A year later the General Chapter will be held in Rome during July and August, 1979. She prepares to pass the torch to the one the Lord will choose. After leaving the charge of Superior General, she is sent to Switzerland as local superior until 1986, at which time she returns to the Bretèche as secretary of the Mother House. Some year later, illness starts it course but she maintains her responsibilities until a fall resulting in a fracture requires care at the infirmary. After long months of silent suffering she leaves us on the eve of the feast of the Ascension, on the 21st of May, 1998. Mere Marie Sainte Thérèse was simple, humble and poor. Underneath the appearance of coldness and distance, she had a real sense of integrity and duty, she was truly sensitive, delicately attending to each one while respecting their freedom. With her, lessons were learnt without words: it was enough to see her live.


 

SISTER INÉS MERCEDES MEJÍA TORO († 2011 in Tours)

- 1979-1994 -

 

Sr. Ines Mercedes (center) recently elected with Mère Marie Sainte Thérèse (right) and Mère Thérèse des Anges (left)Sr. Ines Mercedes (center) recently elected with Mère Marie Sainte Thérèse (right) and Mère Thérèse des Anges (left)Inés Mercedes Mejia Toro was born in Sonson (Colombia) on April 3, 1933. She entered the Community in 1951 and made Profession on February 3, 1954. After several responsibilities given to her in education and formation, and a stay in France for religious studies, she was named mistress of novices for the Province of Manizales, a responsibility she held from 1969 to 1974. She was then elected Provincial Superior until 1979 when the General Chapter gave to the Congregation the first Superior General of Colombian origin. From the start and for the 15 years of her Generalate, Sr. Inès Mercedes reminded us "as a Congregation, we exist in view of the Mission". To succeed in this goal, it is "formation which structures the person in community and guarantees the quality of our life in the Church".

Service of charity and the commitment towards the poor, demanded of us a revision of administration and of the structure of the Congregation. At the level of administration, the General Secretariat and the General Finance Office were reorganized. The Common Fund of the Congregation was created. At the level of government, the length of mandates were modified and moved from 4 to 5 years. Numerous Provinces and Vice-Provinces were created or subdivided in view of a better spiritual life and quality of apostolic commitments. The missionary field was expanded to twelve new countries and 129 new foundations.
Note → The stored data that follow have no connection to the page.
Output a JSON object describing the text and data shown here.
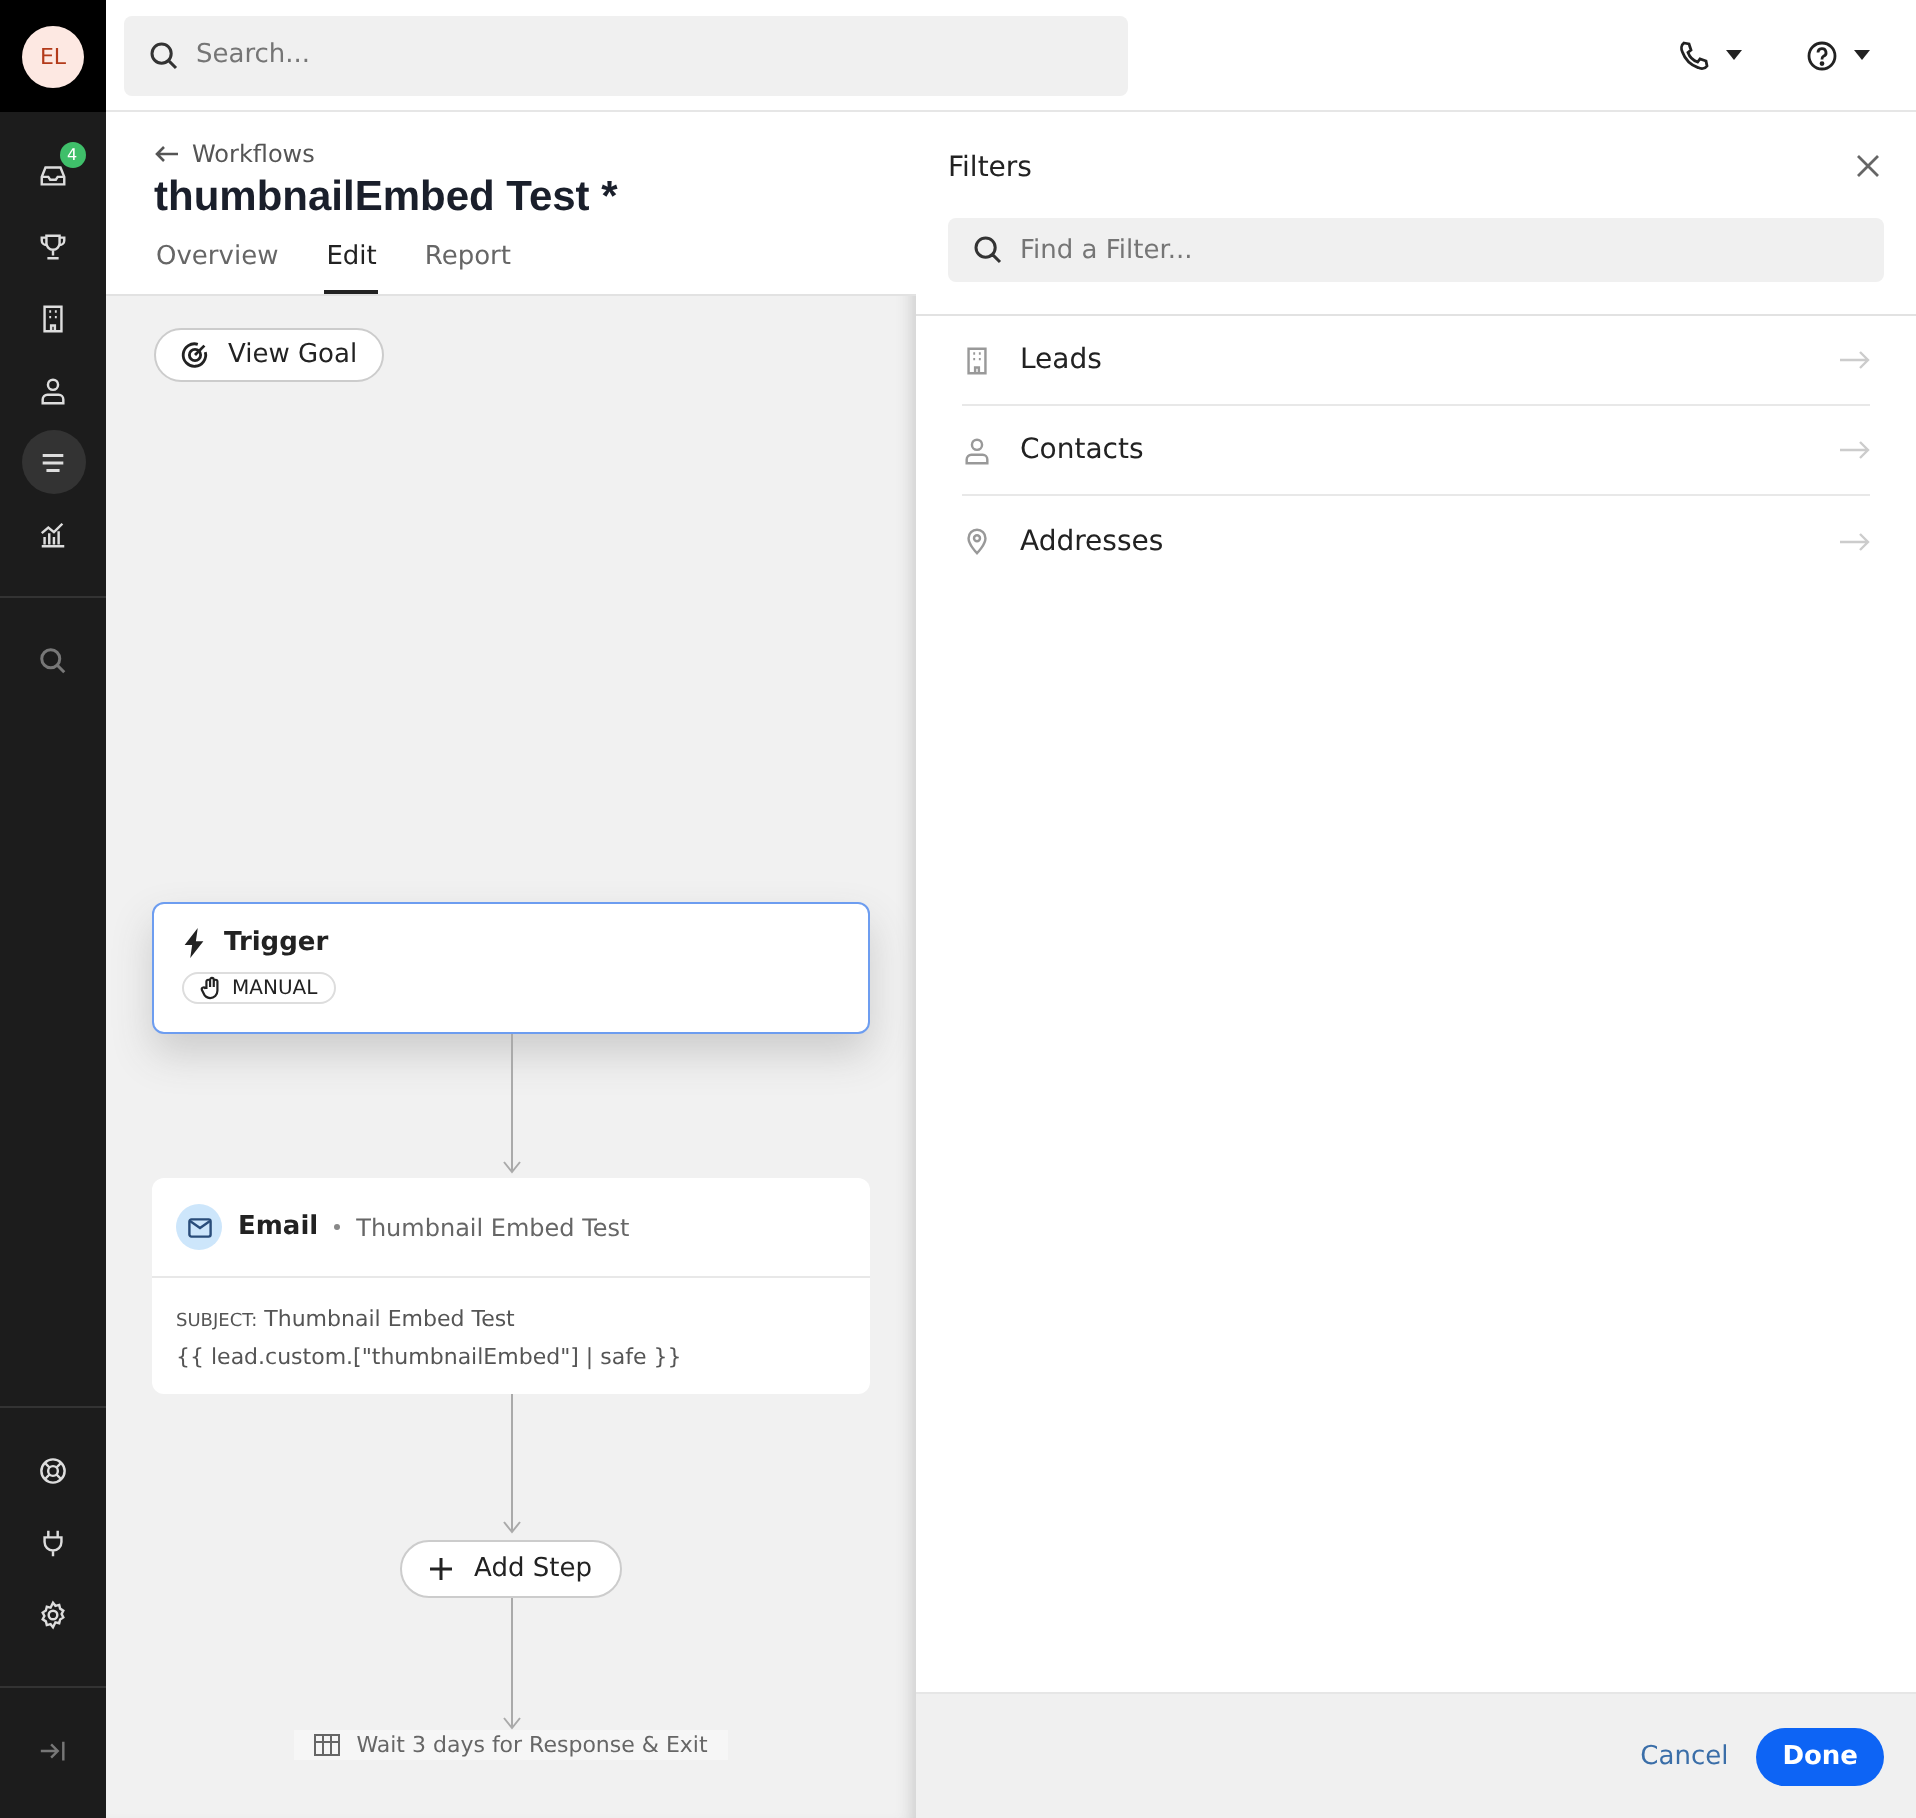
{
  "user": {
    "initials": "EL"
  },
  "search": {
    "placeholder": "Search..."
  },
  "nav": {
    "main": [
      {
        "kind": "inbox",
        "badge": "4",
        "selected": false
      },
      {
        "kind": "trophy",
        "selected": false
      },
      {
        "kind": "building",
        "selected": false
      },
      {
        "kind": "person",
        "selected": false
      },
      {
        "kind": "list",
        "selected": true
      },
      {
        "kind": "chart",
        "selected": false
      }
    ],
    "tools": [
      {
        "kind": "search",
        "selected": false
      }
    ],
    "bottom": [
      {
        "kind": "lifebuoy",
        "selected": false
      },
      {
        "kind": "plug",
        "selected": false
      },
      {
        "kind": "gear",
        "selected": false
      }
    ]
  },
  "breadcrumb": "Workflows",
  "title": "thumbnailEmbed Test *",
  "tabs": [
    {
      "label": "Overview",
      "selected": false
    },
    {
      "label": "Edit",
      "selected": true
    },
    {
      "label": "Report",
      "selected": false
    }
  ],
  "view_goal": "View Goal",
  "trigger": {
    "title": "Trigger",
    "badge": "MANUAL"
  },
  "email": {
    "type": "Email",
    "name": "Thumbnail Embed Test",
    "subject_label": "SUBJECT:",
    "subject": "Thumbnail Embed Test",
    "body": "{{ lead.custom.[\"thumbnailEmbed\"] | safe }}"
  },
  "add_step": "Add Step",
  "next_step": "Wait 3 days for Response & Exit",
  "filters": {
    "title": "Filters",
    "placeholder": "Find a Filter...",
    "items": [
      {
        "kind": "building",
        "label": "Leads"
      },
      {
        "kind": "person",
        "label": "Contacts"
      },
      {
        "kind": "pin",
        "label": "Addresses"
      }
    ],
    "cancel": "Cancel",
    "done": "Done"
  }
}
A real concern for communion begins the creation of a network of connections and information among the sisters. Thus, the Communication to the Congregation begins to complement the traditional "circular letters". The Information Service of the Congregation (ISC) is created. It keeps each one currently informed on what is the life of the communities. The success of the session on the "History of the Charism" of 1978 called for its extension. Two iniciatives were taken towards that end: the Renewal Sessions in 1981 and the creation of the Center of Studies Marie Poussepin. How to express in a few lines the richness of this great Generalate? Let us point out that for the accomplishment of its objectives it consistently referred back to the example and vision of Marie Poussepin. Let us also note the tenacity and the attentive care given by Sr. Inès Mercedes to the completion of the Cause of Beatification of Marie Poussepin. She will see these efforts being crowned by the celebration on November 20, 1994, presided by His Holiness John Paul II, at St. Peter's Basilica in Rome.
 

After her third mandate ended, Sr. Inès Mercedes was named Director of the CEMP, which she ran with passion, first at the Bretèche, while assuming the charge of Councilor at the Mother House, and then at Sainville. She was very involved at the Parish level, participating in various activities and ministires.

In 2010, her health had became more and more of a concern with the onset of a crisis in march 2011, which led to her hospitalization early at a clinic Alliance in Tours. It is there that the Lord came to her on April 29, at 10.30pm., feast of St. Catherine of Siena. She gave her all to the Lord and to the Congregation. She rests among her sisters in the cemetery of Saint Symphorien, in Tours.